Despite the horrific bloodshed, Christ was spared as an angel warned Joseph to take Mary and Jesus and flee to Egypt where they would find refuge just like Joseph in days of old. Indeed the road to Egypt was a providential one and once more the Scriptures would be fulfilled "Out of Egypt I called my son" (Hosea 11v1)
Wicked kings may flourish for a time but they do not last and Herod the Great was to die in excruciating pain before being replaced by his son Herod Archelaus (v22). This paved the way for Christ's return from Egypt but it would be a return to Nazareth in the north and not Bethlehem in the south. Once more the prophets were being fulfilled that Jesus would be called a Nazarene (v23). It’s not possible to quote directly from a prophet in this instance. Rather we are to look a wee bit more closely to see Matthew’s point. To be a Nazarene was to be someone from a one-horse town, it was to be someone from an obscure place and someone worthy of contempt. Matthew’s point becomes clear - Christ was a Nazarene in that “he was despised and rejected by men” (Isaiah 53v3).

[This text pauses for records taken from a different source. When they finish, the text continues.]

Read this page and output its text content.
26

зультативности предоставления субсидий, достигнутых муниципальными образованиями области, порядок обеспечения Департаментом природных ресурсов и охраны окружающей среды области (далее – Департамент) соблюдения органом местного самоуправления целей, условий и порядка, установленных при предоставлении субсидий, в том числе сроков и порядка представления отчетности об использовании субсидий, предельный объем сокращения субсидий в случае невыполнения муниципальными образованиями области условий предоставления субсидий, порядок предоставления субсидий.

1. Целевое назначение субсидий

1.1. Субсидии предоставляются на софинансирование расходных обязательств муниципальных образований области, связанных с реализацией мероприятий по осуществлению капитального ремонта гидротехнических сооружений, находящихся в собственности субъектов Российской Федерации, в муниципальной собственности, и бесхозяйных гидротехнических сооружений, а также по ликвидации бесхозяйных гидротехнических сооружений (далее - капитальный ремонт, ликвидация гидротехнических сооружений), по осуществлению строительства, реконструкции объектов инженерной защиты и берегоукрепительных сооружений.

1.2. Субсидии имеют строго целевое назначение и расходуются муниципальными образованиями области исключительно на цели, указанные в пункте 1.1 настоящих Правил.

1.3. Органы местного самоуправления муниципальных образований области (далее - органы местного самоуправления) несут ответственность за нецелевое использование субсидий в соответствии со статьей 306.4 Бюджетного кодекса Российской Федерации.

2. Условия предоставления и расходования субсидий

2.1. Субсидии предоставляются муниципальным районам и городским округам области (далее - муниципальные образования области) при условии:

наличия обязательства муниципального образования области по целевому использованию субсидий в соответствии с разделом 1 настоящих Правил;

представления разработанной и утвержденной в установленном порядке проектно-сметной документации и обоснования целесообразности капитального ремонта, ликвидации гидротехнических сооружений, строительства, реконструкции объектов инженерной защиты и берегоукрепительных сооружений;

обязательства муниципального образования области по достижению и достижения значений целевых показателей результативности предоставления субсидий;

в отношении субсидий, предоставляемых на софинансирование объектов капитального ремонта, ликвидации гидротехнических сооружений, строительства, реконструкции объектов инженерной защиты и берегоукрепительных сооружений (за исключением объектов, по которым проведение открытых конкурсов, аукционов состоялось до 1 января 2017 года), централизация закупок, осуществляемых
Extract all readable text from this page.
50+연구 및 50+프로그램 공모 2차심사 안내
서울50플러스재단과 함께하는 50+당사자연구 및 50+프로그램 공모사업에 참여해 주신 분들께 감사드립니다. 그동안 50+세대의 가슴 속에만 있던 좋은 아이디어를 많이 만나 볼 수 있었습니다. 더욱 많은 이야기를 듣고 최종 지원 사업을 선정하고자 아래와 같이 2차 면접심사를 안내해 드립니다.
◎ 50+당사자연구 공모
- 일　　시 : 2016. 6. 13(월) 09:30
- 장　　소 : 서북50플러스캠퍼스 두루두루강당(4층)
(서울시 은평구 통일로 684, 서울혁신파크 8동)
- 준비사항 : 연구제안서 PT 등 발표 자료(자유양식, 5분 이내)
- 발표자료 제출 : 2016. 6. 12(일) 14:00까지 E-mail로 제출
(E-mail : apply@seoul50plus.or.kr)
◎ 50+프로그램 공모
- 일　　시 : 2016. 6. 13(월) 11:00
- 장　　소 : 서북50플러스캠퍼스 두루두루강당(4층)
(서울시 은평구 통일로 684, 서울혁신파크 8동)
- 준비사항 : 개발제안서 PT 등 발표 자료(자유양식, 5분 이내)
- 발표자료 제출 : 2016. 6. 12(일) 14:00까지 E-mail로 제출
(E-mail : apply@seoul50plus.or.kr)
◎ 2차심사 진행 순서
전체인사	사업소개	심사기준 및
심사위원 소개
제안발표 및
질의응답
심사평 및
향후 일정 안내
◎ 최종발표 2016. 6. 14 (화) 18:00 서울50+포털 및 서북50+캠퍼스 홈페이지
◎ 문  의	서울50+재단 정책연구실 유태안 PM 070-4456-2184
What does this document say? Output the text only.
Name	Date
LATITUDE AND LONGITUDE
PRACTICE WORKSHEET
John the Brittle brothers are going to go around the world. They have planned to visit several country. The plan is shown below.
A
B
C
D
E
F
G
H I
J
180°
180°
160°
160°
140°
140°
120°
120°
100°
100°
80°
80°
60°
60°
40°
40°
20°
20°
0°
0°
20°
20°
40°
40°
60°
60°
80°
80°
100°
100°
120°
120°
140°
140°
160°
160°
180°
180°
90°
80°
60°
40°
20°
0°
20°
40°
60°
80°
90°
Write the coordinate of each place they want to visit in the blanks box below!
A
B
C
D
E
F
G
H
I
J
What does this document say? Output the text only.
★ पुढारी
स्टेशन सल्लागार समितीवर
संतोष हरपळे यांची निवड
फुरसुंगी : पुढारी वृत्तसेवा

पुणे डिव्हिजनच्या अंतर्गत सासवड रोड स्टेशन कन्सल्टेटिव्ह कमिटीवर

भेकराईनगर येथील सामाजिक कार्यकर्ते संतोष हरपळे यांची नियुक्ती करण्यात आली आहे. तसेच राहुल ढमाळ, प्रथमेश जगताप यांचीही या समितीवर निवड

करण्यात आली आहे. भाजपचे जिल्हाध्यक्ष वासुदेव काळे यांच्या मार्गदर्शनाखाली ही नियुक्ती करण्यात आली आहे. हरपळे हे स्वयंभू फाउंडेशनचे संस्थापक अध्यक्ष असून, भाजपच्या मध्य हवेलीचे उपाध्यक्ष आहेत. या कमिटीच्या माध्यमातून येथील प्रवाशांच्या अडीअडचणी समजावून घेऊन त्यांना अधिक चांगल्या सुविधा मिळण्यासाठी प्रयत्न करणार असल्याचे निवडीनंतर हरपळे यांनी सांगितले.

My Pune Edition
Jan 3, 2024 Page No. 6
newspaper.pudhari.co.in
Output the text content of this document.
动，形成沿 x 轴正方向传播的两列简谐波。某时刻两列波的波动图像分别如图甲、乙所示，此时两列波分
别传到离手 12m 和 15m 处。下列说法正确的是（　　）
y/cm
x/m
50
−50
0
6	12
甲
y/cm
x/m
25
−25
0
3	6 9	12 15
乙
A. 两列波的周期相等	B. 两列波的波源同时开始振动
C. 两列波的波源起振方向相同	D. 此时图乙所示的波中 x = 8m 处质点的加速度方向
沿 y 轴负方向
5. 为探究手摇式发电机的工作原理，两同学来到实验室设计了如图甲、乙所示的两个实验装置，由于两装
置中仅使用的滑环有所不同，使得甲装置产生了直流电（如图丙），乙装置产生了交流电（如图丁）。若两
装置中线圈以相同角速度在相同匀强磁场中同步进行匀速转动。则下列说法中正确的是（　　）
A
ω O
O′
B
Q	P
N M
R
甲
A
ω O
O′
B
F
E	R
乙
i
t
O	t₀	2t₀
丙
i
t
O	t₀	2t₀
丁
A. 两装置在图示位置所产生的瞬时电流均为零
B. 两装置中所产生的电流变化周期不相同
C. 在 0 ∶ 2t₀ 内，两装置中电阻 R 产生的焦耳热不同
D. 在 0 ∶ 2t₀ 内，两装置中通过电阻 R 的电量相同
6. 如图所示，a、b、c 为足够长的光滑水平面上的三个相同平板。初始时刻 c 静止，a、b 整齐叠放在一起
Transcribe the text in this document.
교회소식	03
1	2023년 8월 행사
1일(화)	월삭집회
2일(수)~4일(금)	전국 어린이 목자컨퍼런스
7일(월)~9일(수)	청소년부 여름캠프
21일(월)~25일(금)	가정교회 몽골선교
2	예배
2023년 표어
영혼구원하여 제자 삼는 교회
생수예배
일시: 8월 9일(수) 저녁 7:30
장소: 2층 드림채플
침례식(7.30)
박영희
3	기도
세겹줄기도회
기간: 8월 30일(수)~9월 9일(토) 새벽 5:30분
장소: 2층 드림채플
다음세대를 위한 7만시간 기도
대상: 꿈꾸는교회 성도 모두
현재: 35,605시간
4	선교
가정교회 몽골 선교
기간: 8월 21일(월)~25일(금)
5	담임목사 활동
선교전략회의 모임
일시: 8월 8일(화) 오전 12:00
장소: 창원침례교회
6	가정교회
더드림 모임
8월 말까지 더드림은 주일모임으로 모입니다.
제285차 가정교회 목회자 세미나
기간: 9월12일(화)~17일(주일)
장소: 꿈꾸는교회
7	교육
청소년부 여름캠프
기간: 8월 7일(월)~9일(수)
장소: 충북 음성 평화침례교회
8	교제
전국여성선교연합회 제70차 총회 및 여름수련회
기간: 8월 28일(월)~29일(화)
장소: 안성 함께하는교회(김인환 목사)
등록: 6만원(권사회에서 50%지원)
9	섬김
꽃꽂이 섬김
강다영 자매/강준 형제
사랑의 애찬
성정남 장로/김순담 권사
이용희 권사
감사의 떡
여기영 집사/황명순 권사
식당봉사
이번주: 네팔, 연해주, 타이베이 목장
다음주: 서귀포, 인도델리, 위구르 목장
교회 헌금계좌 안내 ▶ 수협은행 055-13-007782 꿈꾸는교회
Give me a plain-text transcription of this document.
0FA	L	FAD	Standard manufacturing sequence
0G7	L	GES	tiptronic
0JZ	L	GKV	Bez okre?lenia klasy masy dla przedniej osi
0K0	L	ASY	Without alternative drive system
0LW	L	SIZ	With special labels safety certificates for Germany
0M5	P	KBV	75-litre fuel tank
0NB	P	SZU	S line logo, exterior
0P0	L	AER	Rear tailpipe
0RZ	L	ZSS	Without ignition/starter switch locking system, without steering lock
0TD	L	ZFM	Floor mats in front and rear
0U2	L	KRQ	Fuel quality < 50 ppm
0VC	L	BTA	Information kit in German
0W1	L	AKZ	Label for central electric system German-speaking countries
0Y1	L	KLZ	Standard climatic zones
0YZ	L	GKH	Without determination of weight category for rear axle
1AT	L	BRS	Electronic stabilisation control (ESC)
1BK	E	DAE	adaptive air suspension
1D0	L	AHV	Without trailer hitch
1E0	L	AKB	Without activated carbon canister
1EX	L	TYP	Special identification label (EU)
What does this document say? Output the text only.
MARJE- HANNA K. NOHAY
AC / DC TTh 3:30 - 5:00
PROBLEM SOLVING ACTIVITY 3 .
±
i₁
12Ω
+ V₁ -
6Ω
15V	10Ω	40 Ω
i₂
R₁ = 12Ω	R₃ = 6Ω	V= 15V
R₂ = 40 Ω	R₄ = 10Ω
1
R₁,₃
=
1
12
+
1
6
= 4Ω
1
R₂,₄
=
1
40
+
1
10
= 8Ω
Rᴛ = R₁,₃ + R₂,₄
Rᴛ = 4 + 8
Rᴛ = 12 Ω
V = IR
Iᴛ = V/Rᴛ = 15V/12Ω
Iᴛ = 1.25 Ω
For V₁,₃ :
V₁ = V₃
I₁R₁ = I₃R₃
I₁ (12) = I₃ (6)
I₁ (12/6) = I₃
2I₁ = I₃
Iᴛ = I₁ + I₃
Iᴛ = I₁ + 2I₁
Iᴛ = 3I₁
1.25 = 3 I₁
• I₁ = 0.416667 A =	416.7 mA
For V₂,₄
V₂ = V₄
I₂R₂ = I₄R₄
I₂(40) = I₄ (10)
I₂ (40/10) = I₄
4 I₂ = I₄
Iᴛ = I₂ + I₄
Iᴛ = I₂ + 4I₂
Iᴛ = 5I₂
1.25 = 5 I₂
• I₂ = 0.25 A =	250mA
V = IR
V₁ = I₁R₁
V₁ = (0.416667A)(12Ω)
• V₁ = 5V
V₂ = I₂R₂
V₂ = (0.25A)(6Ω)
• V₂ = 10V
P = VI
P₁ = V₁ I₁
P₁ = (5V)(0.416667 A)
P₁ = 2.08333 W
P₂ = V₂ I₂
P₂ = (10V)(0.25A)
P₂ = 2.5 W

The American poet Robert Frost once famously wrote a poem which confronted him with a fork in the road. Which path did he take? “I took the one less traveled by, and that has made all the difference.” I have no doubt that this year will see you both succeeding and failing in equal measure but I pray that your focus will always remain on Christ. Herod took the road of rage, fury and sin and he got his just reward. May your road and mine be one on which we follow the King in worship and humble service. The road with Jesus is at times difficult and beset on all sides by the plots of the wicked. Few find Christ’s road and few walk upon it but brothers and sisters, may your feet not leave it. Today we choose the Christ road and that makes all the difference.
Q44 What doth the preface to the ten commandments teach us? The preface to the ten commandments teacheth us, that because God is the Lord, and our God, and Redeemer, therefore we are bound to keep all his commandments.